“Jim-twin Allen horned in suddenlike when the boys was thinkin’ of stoppin’ the little man, so I figger the little runt with the whiskers is Jim’s brother—‘Jack-twin’ Allen.”
Kane shrugged, turned on his heel, and followed Big Anderson and Hi Stevens into the Ace High. A miner leaped down and whispered to a companion.
“If that there rip-snortin’ hellion of a Wyoming sheriff is here, hell is sure goin’ to pop, an’ Baldy is thinkin’ fast an’ hard!”

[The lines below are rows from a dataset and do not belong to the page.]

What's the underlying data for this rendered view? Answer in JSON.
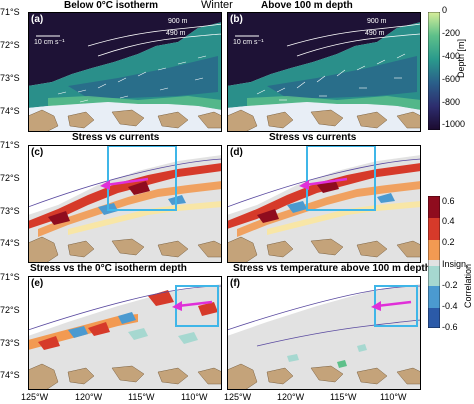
{
  "figure": {
    "season": "Winter",
    "lat_ticks": [
      "71°S",
      "72°S",
      "73°S",
      "74°S"
    ],
    "lon_ticks": [
      "125°W",
      "120°W",
      "115°W",
      "110°W"
    ]
  },
  "panels": [
    {
      "id": "a",
      "label": "(a)",
      "title": "Below 0°C isotherm",
      "kind": "depth",
      "speed_label": "10 cm s⁻¹",
      "contour_labels": [
        "900 m",
        "490 m"
      ]
    },
    {
      "id": "b",
      "label": "(b)",
      "title": "Above 100 m depth",
      "kind": "depth",
      "speed_label": "10 cm s⁻¹",
      "contour_labels": [
        "900 m",
        "490 m"
      ]
    },
    {
      "id": "c",
      "label": "(c)",
      "title": "Stress vs currents",
      "kind": "corr"
    },
    {
      "id": "d",
      "label": "(d)",
      "title": "Stress vs currents",
      "kind": "corr"
    },
    {
      "id": "e",
      "label": "(e)",
      "title": "Stress vs the 0°C isotherm depth",
      "kind": "corr"
    },
    {
      "id": "f",
      "label": "(f)",
      "title": "Stress vs temperature above 100 m depth",
      "kind": "corr_sparse"
    }
  ],
  "colorbars": {
    "depth": {
      "label": "Depth [m]",
      "ticks": [
        "0",
        "-200",
        "-400",
        "-600",
        "-800",
        "-1000"
      ],
      "range": [
        -1000,
        0
      ],
      "colors": [
        "#1b0a2e",
        "#2d2d6e",
        "#2a5f8a",
        "#2a9a8c",
        "#5ec08a",
        "#d8ee9a"
      ]
    },
    "correlation": {
      "label": "Correlation",
      "ticks": [
        "0.6",
        "0.4",
        "0.2",
        "Insign.",
        "-0.2",
        "-0.4",
        "-0.6"
      ],
      "range": [
        -0.6,
        0.6
      ],
      "insignificant_color": "#e2e2e2",
      "colors": [
        "#2b5aa8",
        "#4b9ad0",
        "#a6d8d0",
        "#fbe7a0",
        "#f29a52",
        "#d63a2a",
        "#8f0c1e"
      ]
    }
  },
  "chart_data": [
    {
      "type": "heatmap",
      "panel": "a",
      "title": "Below 0°C isotherm",
      "variable": "Depth [m]",
      "xlabel": "",
      "ylabel": "",
      "x_ticks": [
        "125°W",
        "120°W",
        "115°W",
        "110°W"
      ],
      "y_ticks": [
        "71°S",
        "72°S",
        "73°S",
        "74°S"
      ],
      "vrange": [
        -1000,
        0
      ],
      "vector_scale": "10 cm s⁻¹",
      "contours": [
        "900 m",
        "490 m"
      ]
    },
    {
      "type": "heatmap",
      "panel": "b",
      "title": "Above 100 m depth",
      "variable": "Depth [m]",
      "xlabel": "",
      "ylabel": "",
      "x_ticks": [
        "125°W",
        "120°W",
        "115°W",
        "110°W"
      ],
      "y_ticks": [
        "71°S",
        "72°S",
        "73°S",
        "74°S"
      ],
      "vrange": [
        -1000,
        0
      ],
      "vector_scale": "10 cm s⁻¹",
      "contours": [
        "900 m",
        "490 m"
      ]
    },
    {
      "type": "heatmap",
      "panel": "c",
      "title": "Stress vs currents",
      "variable": "Correlation",
      "x_ticks": [
        "125°W",
        "120°W",
        "115°W",
        "110°W"
      ],
      "y_ticks": [
        "71°S",
        "72°S",
        "73°S",
        "74°S"
      ],
      "vrange": [
        -0.6,
        0.6
      ],
      "box_lon": [
        -115.5,
        -110.5
      ],
      "box_lat": [
        -73.2,
        -71.1
      ]
    },
    {
      "type": "heatmap",
      "panel": "d",
      "title": "Stress vs currents",
      "variable": "Correlation",
      "x_ticks": [
        "125°W",
        "120°W",
        "115°W",
        "110°W"
      ],
      "y_ticks": [
        "71°S",
        "72°S",
        "73°S",
        "74°S"
      ],
      "vrange": [
        -0.6,
        0.6
      ],
      "box_lon": [
        -115.5,
        -110.5
      ],
      "box_lat": [
        -73.2,
        -71.1
      ]
    },
    {
      "type": "heatmap",
      "panel": "e",
      "title": "Stress vs the 0°C isotherm depth",
      "variable": "Correlation",
      "x_ticks": [
        "125°W",
        "120°W",
        "115°W",
        "110°W"
      ],
      "y_ticks": [
        "71°S",
        "72°S",
        "73°S",
        "74°S"
      ],
      "vrange": [
        -0.6,
        0.6
      ],
      "box_lon": [
        -111.5,
        -108.8
      ],
      "box_lat": [
        -72.9,
        -71.6
      ]
    },
    {
      "type": "heatmap",
      "panel": "f",
      "title": "Stress vs temperature above 100 m depth",
      "variable": "Correlation",
      "x_ticks": [
        "125°W",
        "120°W",
        "115°W",
        "110°W"
      ],
      "y_ticks": [
        "71°S",
        "72°S",
        "73°S",
        "74°S"
      ],
      "vrange": [
        -0.6,
        0.6
      ],
      "box_lon": [
        -111.5,
        -108.8
      ],
      "box_lat": [
        -72.9,
        -71.6
      ]
    }
  ]
}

“’Tain’t safe to talk!” the other mumbled out of the corner of his mouth and turned away.
CHAPTER XIII
THE MINERS’ MEETING
Pop Howes’ mine, the American Beauty, was about a mile from town on the south side of the mining gulch where the walls became sheer and closed in. At the foot of the slope he had built a small three-room shack where he and his wife lived. Back of this were the barns, a donkey engine, and a narrow building where his Mexican workers formerly ate and slept. But the bunk house was now deserted, the engine silent. No work was going on in the shaft.
For thirty years Pop Howes had worked and saved; now he had been robbed and was broke. He had exhausted his credit at the bank. His eyes were bitter as they stared at the empty buildings.

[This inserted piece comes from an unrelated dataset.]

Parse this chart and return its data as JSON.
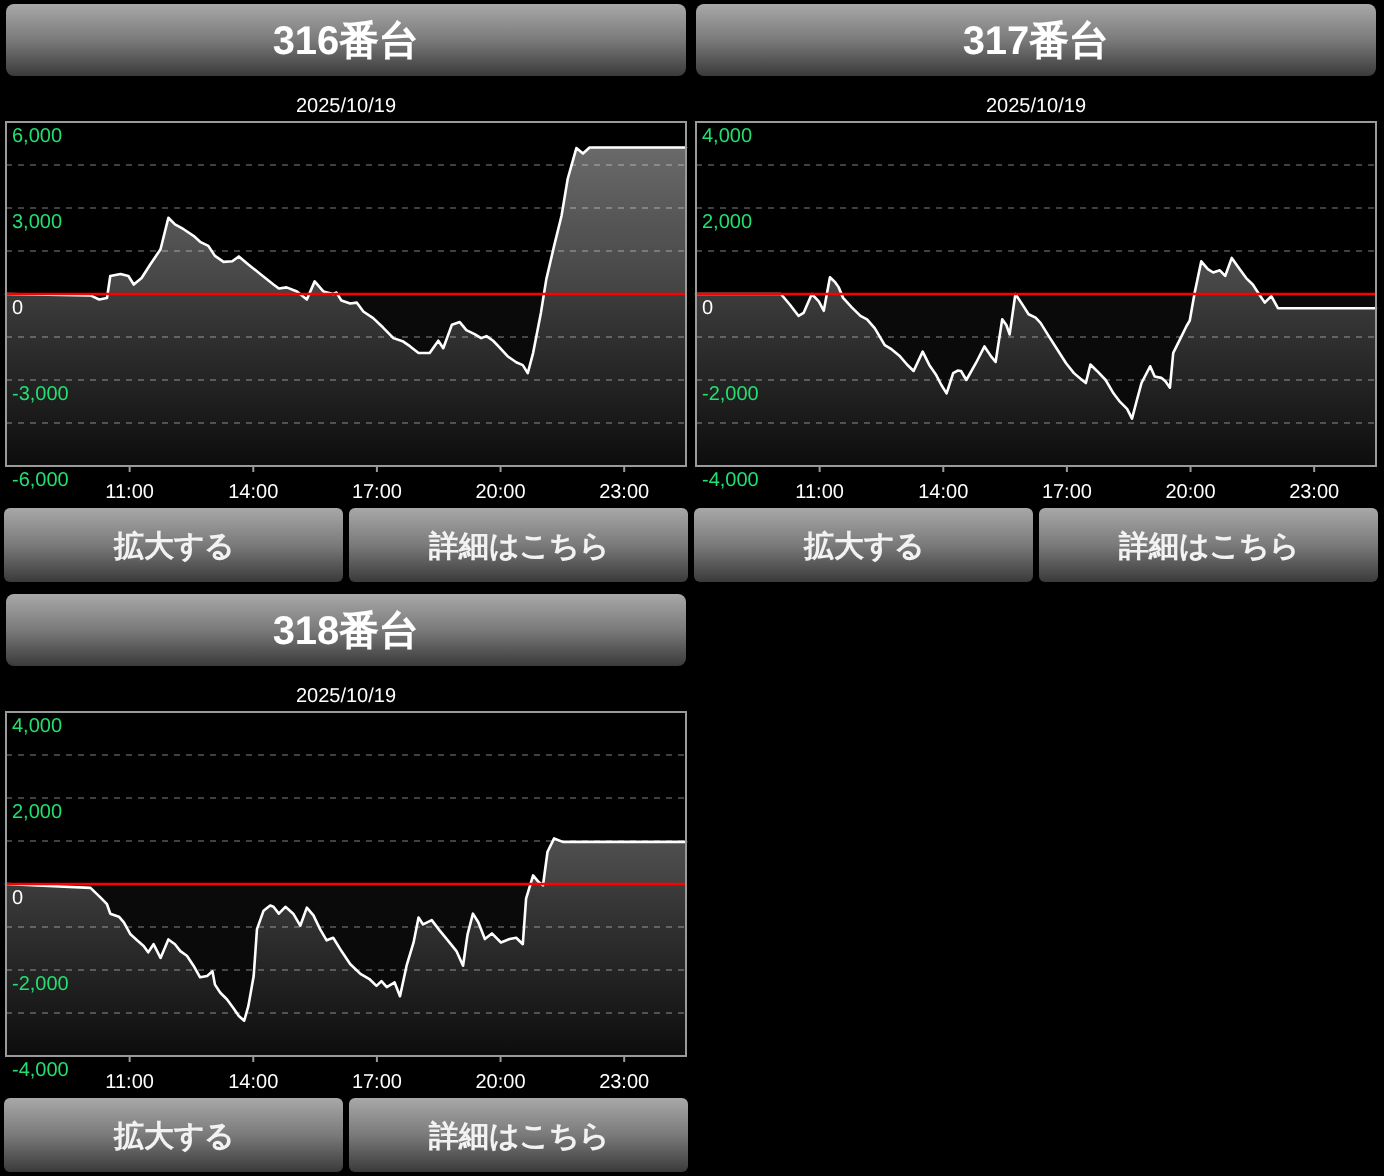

The gulch had been formed by a cataclysm that had split a mountain when the world was young. On the north side of the gulch was the El Dorado Mine that was making a fortune for its owners. Pop Howes believed that the El Dorado lode extended through the whole mountain, on the south as well as the north side of the gulch, and that if he could run his shaft down another hundred feet, to the same level as the El Dorado shaft, he, too, would strike a rich, ore-bearing vein.
Jim Allen, who had accompanied Pop from town, glanced with ready sympathy at the old man’s brooding face. “So the bank wouldn’t give yuh a nickel?” he asked.
“Not a nickel, darn ’em! They was only too glad to loan me five thousand last year, but now they acts as if I was wantin’ to steal money from ’em!” Pop cried wrathfully.